Act encouraging food donation to US nonprofits

The Bill Emerson Good Samaritan Food Donation Act of 1996 is a United States federal Law enacted on October 1st, 1996. The act limits liability for food donors who donate expired or unknowingly unsafe food to food banks.

== History of the law ==
The Bill Emerson Good Samaritan Food Donation Act was first introduced in 1996. It was spearheaded by member of congress, Bill Emerson, who died before the act passed. The law was named after him to recognize his work. It passed the House on July 12th, 1996 and the Senate on August 2nd, 1996, who proposed an amendment the House agreed to on September 5th, 1996. The act was signed into law by President Bill Clinton on October 1st, 1996.

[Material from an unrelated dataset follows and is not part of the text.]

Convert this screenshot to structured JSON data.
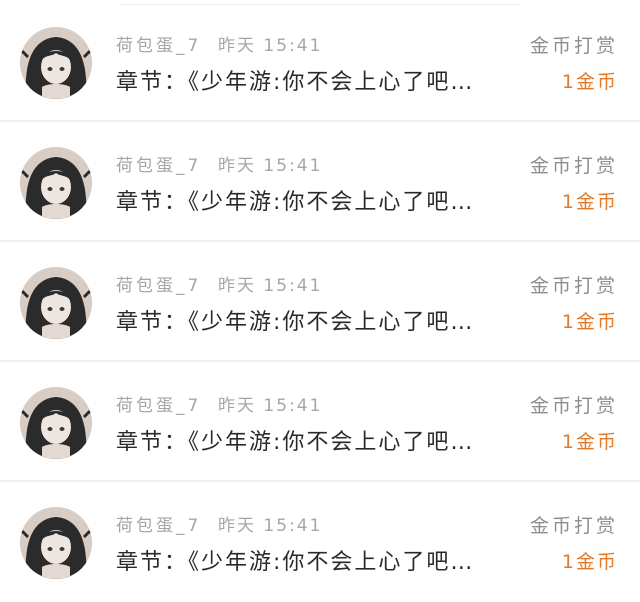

== Description of the law ==
The law provides limited liability for individual, corporation, partnership, organization, association, or governmental entities which donate food to non-profits that feed the hungry. In other words, this law ensures that entities that donate food cannot be sued for proving expired or otherwise unfit to consume food to the hungry. The law does not in cases of intentional misconduct or gross negligence, defined as "voluntary and conscious conduct by a person with knowledge (at the time of the conduct) that the conduct is likely to be harmful to the health or well-being of another person."

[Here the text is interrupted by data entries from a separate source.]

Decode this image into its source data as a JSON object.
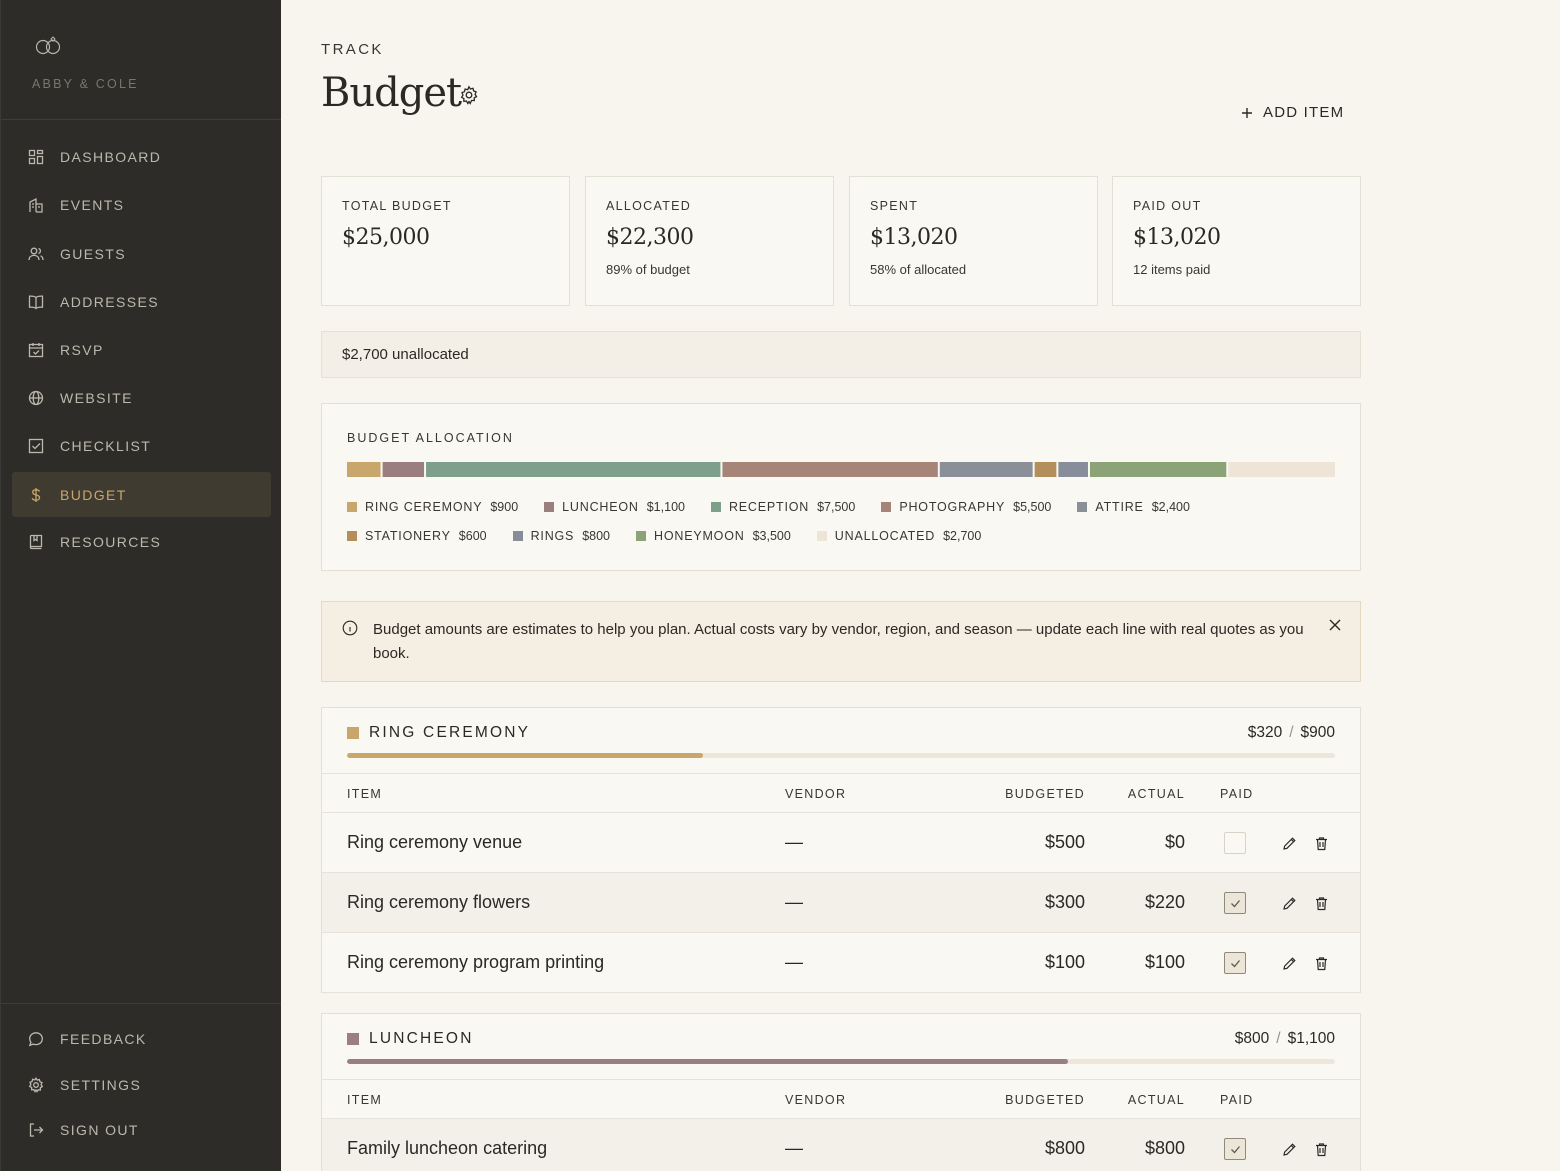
{
  "app": {
    "couple_name": "ABBY & COLE"
  },
  "sidebar": {
    "items": [
      {
        "label": "DASHBOARD",
        "icon": "dashboard-icon"
      },
      {
        "label": "EVENTS",
        "icon": "building-icon"
      },
      {
        "label": "GUESTS",
        "icon": "users-icon"
      },
      {
        "label": "ADDRESSES",
        "icon": "book-icon"
      },
      {
        "label": "RSVP",
        "icon": "calendar-check-icon"
      },
      {
        "label": "WEBSITE",
        "icon": "globe-icon"
      },
      {
        "label": "CHECKLIST",
        "icon": "checkbox-icon"
      },
      {
        "label": "BUDGET",
        "icon": "dollar-icon",
        "active": true
      },
      {
        "label": "RESOURCES",
        "icon": "bookmark-book-icon"
      }
    ],
    "footer": [
      {
        "label": "FEEDBACK",
        "icon": "chat-bubble-icon"
      },
      {
        "label": "SETTINGS",
        "icon": "gear-icon"
      },
      {
        "label": "SIGN OUT",
        "icon": "sign-out-icon"
      }
    ]
  },
  "header": {
    "eyebrow": "TRACK",
    "title": "Budget",
    "add_label": "ADD ITEM"
  },
  "summary": [
    {
      "label": "TOTAL BUDGET",
      "value": "$25,000",
      "sub": ""
    },
    {
      "label": "ALLOCATED",
      "value": "$22,300",
      "sub": "89% of budget"
    },
    {
      "label": "SPENT",
      "value": "$13,020",
      "sub": "58% of allocated"
    },
    {
      "label": "PAID OUT",
      "value": "$13,020",
      "sub": "12 items paid"
    }
  ],
  "unallocated_text": "$2,700 unallocated",
  "allocation": {
    "label": "BUDGET ALLOCATION",
    "total": 25000,
    "segments": [
      {
        "name": "RING CEREMONY",
        "amount": "$900",
        "value": 900,
        "color": "#c9a66b"
      },
      {
        "name": "LUNCHEON",
        "amount": "$1,100",
        "value": 1100,
        "color": "#9b7f7f"
      },
      {
        "name": "RECEPTION",
        "amount": "$7,500",
        "value": 7500,
        "color": "#7ea08a"
      },
      {
        "name": "PHOTOGRAPHY",
        "amount": "$5,500",
        "value": 5500,
        "color": "#a68478"
      },
      {
        "name": "ATTIRE",
        "amount": "$2,400",
        "value": 2400,
        "color": "#8a8f98"
      },
      {
        "name": "STATIONERY",
        "amount": "$600",
        "value": 600,
        "color": "#b48f5c"
      },
      {
        "name": "RINGS",
        "amount": "$800",
        "value": 800,
        "color": "#888d9b"
      },
      {
        "name": "HONEYMOON",
        "amount": "$3,500",
        "value": 3500,
        "color": "#8ca277"
      },
      {
        "name": "UNALLOCATED",
        "amount": "$2,700",
        "value": 2700,
        "color": "#efe5d6"
      }
    ]
  },
  "notice": {
    "text": "Budget amounts are estimates to help you plan. Actual costs vary by vendor, region, and season — update each line with real quotes as you book."
  },
  "table_headers": {
    "item": "ITEM",
    "vendor": "VENDOR",
    "budgeted": "BUDGETED",
    "actual": "ACTUAL",
    "paid": "PAID"
  },
  "categories": [
    {
      "name": "RING CEREMONY",
      "color": "#c9a66b",
      "spent": "$320",
      "budget": "$900",
      "progress": 0.36,
      "items": [
        {
          "item": "Ring ceremony venue",
          "vendor": "—",
          "budgeted": "$500",
          "actual": "$0",
          "paid": false
        },
        {
          "item": "Ring ceremony flowers",
          "vendor": "—",
          "budgeted": "$300",
          "actual": "$220",
          "paid": true
        },
        {
          "item": "Ring ceremony program printing",
          "vendor": "—",
          "budgeted": "$100",
          "actual": "$100",
          "paid": true
        }
      ]
    },
    {
      "name": "LUNCHEON",
      "color": "#9b7f7f",
      "spent": "$800",
      "budget": "$1,100",
      "progress": 0.73,
      "items": [
        {
          "item": "Family luncheon catering",
          "vendor": "—",
          "budgeted": "$800",
          "actual": "$800",
          "paid": true
        }
      ]
    }
  ]
}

== Expansions to the law ==
The Federal Food Donation Act of 2008 built on the Bill Emerson Good Samaritan Food Donation Act by encouraging federal agencies to donate excess food to nonprofit organizations, utilizing the exemption for civil and criminal liability provided for in the 1996 law. Federal contracts for the purchase of food valued at over $25,000 must make provision for contractors to donate apparently wholesome excess food to nonprofit organizations.